Start with 3-small. Switch to 3-large only after you have an eval harness that shows the large model materially improves recall on your data.
What dimensions should I use? 512 for most production RAG. 256 for very large corpora or latency-sensitive paths. 1024+ when recall is everything and storage is cheap.
Is ada-002 still worth using?
Only for legacy systems where re-embedding is too expensive. For new projects, no.
Do I need to normalize the vectors? OpenAI returns L2-normalized vectors already. You can use dot product directly.
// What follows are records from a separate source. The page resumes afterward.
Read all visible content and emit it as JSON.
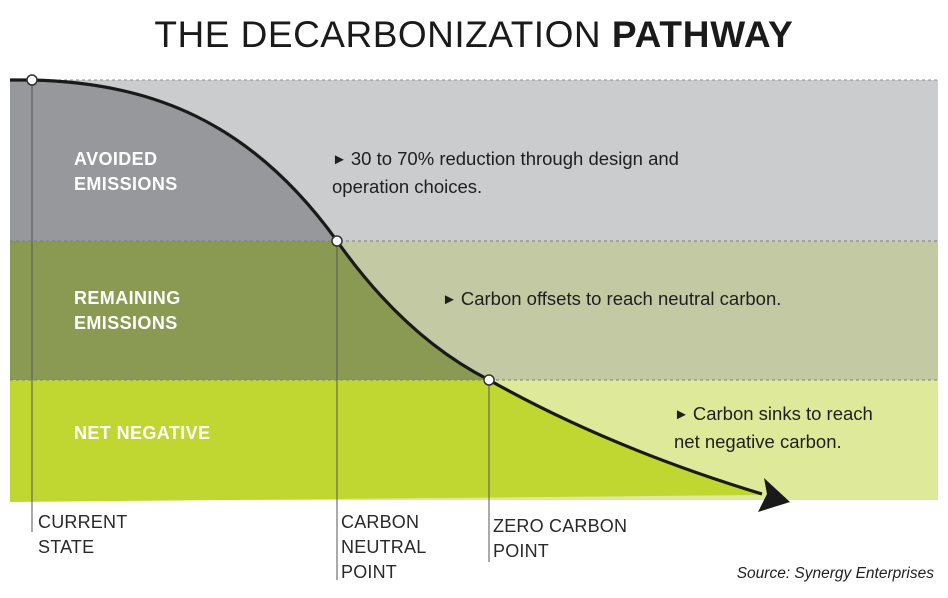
{
  "title": {
    "light": "THE DECARBONIZATION ",
    "bold": "PATHWAY"
  },
  "bands": [
    {
      "line1": "AVOIDED",
      "line2": "EMISSIONS",
      "color_left": "#97989b",
      "color_right": "#cbccce"
    },
    {
      "line1": "REMAINING",
      "line2": "EMISSIONS",
      "color_left": "#8a9a52",
      "color_right": "#c3c9a3"
    },
    {
      "line1": "NET NEGATIVE",
      "line2": "",
      "color_left": "#bfd730",
      "color_right": "#dfe99a"
    }
  ],
  "notes": [
    {
      "line1": "30 to 70% reduction through design and",
      "line2": "operation choices."
    },
    {
      "line1": "Carbon offsets to reach neutral carbon.",
      "line2": ""
    },
    {
      "line1": "Carbon sinks to reach",
      "line2": "net negative carbon."
    }
  ],
  "arrow_glyph": "►",
  "stages": [
    {
      "line1": "CURRENT STATE",
      "line2": "",
      "line3": ""
    },
    {
      "line1": "CARBON",
      "line2": "NEUTRAL",
      "line3": "POINT"
    },
    {
      "line1": "ZERO CARBON",
      "line2": "POINT",
      "line3": ""
    }
  ],
  "source": "Source: Synergy Enterprises"
}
How do I evaluate embedding quality? Build a small set of (query, expected-relevant-doc-id) pairs. Compute recall@10 and MRR. Re-run on every change.
Can I fine-tune embeddings?
OpenAI does not currently support fine-tuning of text-embedding-3-* models. For domain-specific tuning, train a small projection layer on top, or use a self-hosted model like bge-m3 or e5-mistral.
How much will my project cost? Rough rule: 1M documents at 500 tokens each, embedded once with 3-small, is 500M tokens, which is $10. Re-embedding for a model change is the same. Production cost is almost always dominated by query embeddings (cheap) and downstream LLM calls (not cheap).